Nous
avons rendez-vous avec Prosper Nyanu (dit « Prosper-papillon »),
célèbre entomologiste et botaniste à Kuma Konda – qui signifie
« carrefour » en langue Ewé – Nous grimpons sut 10 kms
le long d'une route en lacets et large couverture végétale, bordée
d'amaryllis blancs, croisons des cascades et arrivons au village que
nous visitons avec le fils de Prosper. Tout le village est décoré,
portes et volets en bois peint par les habitants.

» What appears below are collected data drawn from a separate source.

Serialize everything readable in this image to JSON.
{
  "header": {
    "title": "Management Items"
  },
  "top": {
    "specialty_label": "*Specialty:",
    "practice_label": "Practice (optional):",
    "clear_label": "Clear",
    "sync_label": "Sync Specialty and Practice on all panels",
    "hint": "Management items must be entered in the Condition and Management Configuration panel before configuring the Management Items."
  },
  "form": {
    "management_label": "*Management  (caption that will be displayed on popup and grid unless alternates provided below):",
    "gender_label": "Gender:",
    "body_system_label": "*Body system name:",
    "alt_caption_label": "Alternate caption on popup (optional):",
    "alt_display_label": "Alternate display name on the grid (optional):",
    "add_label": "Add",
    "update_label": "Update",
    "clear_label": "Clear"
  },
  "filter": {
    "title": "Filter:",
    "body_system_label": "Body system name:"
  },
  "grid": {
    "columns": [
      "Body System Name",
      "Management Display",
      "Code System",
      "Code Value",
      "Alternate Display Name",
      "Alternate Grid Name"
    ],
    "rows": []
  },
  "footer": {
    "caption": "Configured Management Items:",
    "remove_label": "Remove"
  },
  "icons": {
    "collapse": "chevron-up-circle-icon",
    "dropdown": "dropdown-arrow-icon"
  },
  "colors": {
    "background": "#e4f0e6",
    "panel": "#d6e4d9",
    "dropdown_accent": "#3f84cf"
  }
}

Au centre du
village, un immense arbre aux énormes racines veineuses apparentes
offre son ombre à tous ceux qui veulent s'y reposer.
Tepe
nous fait visiter son atelier de peinture végétale et nous conduit
chez son père qui nous accompagne dans une balade botanique de
plusieurs heures dans la brousse. Nous sommes à 7 kms du Ghana que
l'on peut rejoindre clandestinement par les sentiers.
Il
nous montre les yukkas géants, les irokos au bois très dur, les
baobabs autour desquels s'enroulent les ficus étrangleurs, le
moringa dont les feuilles se mangent, le flamboyant, le cailcédrat
dont l'écorce est consommée comme fortifiant, les anacardiers
tortueux qui donnent la noix de cajou , les neems dont on tire la
quinine contre le paludisme, un immense « mitrogena
stipulosa », arbre qui pousse près de l'eau, au tronc large et
très haut et qui présente un creux où peut se loger un homme.
Partout
de l'eau, des rivières transparentes, différentes fougères sur le
sol, sur les troncs, grimpantes comme des lianes et celle étonnante
dont le dessous est recouvert de spores blanches. Il l'applique sur
son bras, la fougère y laisse un tatouage blanc parfait , des
cacaoyers et leurs cabosses, des caféiers, kolatiers, rocouyers et
une plante surprenante, le « mimosa pudica » qui replie
instantanément ses feuilles dés qu'on la touche. En Ewé, elle se
nomme « Redresse-toi, ton mari arrive ».
La canopée est épaisse, l'humidité forte, les
sentiers détrempés. Nous croisons des caladiums bicolores, plantes
aux grandes feuilles vertes parsemées de taches rouge vif et
blanches, d'immenses oreilles d'éléphants. Nous entendons de tout
côté d'innombrables vols et chants d'oiseaux que nous ne voyons
pas, ils sont en général très petits et apercevons un kalao,
oiseau assez gros, noir au bec coloré.
La partie la plus intéressante de la balade sera la
recherche de plantes tinctoriales avec lesquelles Prosper peint.
La
feuille de l'indigo
écrasée
et malaxée dans la main donne une belle teinte verte
qui fonce au fil du temps quand on l'applique sur une feuille de
papier. Si l'on veut obtenir du bleu,
il faut laisser fermenter quelques semaines.
Les
grandes feuilles de teck,
par le même procédé donnent un brun
terre de sienne
que l'on obtient également avec la
terre
qui est rouge-brun.
Pour
obtenir un riche violet,
on utilise le
kola,
un
orange
vif
en
raclant l'intérieur de l'écorce de
l'arangana
(originaire de Madagascar),on
peut
y ajouter du jaune d'oeuf épaissi au kaolin ;le rouge
vif vient de l'hibiscus
bissap et le noir,
d'une liane nommée moukouna.
Prosper réalise sous mes yeux un dessin, cases, arbres ; je l'oublie
sur la table après le repas, ainsi que mes stylos.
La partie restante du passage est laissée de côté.